The German POW had a bad time in Soviet captivity. More than a third of them died.

This is mainly because of three reasons. First. The prisoners were made to walk. No luxury of transport by train or trucks. These were called "death walks". Considering the distances and harsh climate of Russia, the weakened, disheartened Germans simply collapsed and died. Second. The Russians had little food to feed themselves. Why worry about the bad Germans? Third. The ingrained hatred for Germans in Russian minds.  No one care a hoot whether German prisoners lived or died.

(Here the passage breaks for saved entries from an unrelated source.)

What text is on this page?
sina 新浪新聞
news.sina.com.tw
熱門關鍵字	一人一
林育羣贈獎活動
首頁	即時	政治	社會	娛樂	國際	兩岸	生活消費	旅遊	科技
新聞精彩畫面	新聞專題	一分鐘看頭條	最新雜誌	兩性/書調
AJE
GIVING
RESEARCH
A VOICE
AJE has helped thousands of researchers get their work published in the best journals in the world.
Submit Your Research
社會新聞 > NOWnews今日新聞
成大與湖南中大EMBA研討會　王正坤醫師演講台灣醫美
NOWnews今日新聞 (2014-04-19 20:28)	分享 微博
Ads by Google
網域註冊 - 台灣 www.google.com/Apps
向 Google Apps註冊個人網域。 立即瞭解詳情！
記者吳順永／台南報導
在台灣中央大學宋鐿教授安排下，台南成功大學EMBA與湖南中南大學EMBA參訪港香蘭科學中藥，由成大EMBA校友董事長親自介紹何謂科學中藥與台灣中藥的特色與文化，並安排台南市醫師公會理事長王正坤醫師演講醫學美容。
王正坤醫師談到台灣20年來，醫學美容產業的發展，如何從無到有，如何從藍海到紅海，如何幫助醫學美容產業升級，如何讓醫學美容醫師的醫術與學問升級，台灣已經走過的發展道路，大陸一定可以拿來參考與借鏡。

Red Army shot Waffen SS captured soldiers
THE RED ARMY TOOK NO WAFFEN SS PRISONERS. THEY WERE KILLED OUTRIGHT.
The hatred had been born after the ruthless way the German invaders had behaved in occupied Soviet Union in earlier stages of WW2. And had been fed more by the vitriolic writings by Ilya Ehrenberg which was printed and reprinted in Soviet newspapers. Every Red Army soldiers knew them by heart.

Here is an example.....

The Germans are not human beings. From now on the word ‘German’ is for us the worst imaginable curse. From now on the word ‘German’ strikes us to the quick. We shall not get excited. We shall kill. If you have not killed at least one German a day, you have wasted that day … If you cannot kill your German with a bullet, kill him with your bayonet. If there is calm on your part of the front, or if you are waiting for the fighting, kill a German in the meantime … If you kill one German, kill another – there is nothing more joyful than a heap of German corpses.

Poems by Alexei Surkov called "I hate" and by Konstantin Simonov called "Kill him" added fuel to the fire.

No wonder that surrendered German soldiers were often shot casually. Passing German POW columns were fired upon by drunk Red Army soldiers. They were robbed of all their personal possessions on capture and marched off to Gulags. Those hardy enough to survive fed on rats as the Soviet captors starved them deliberately.

Most remained in the Soviet Union for years and the those who survived were released only after Khrushchev came to power in 1953. They returned to Germany as broken men.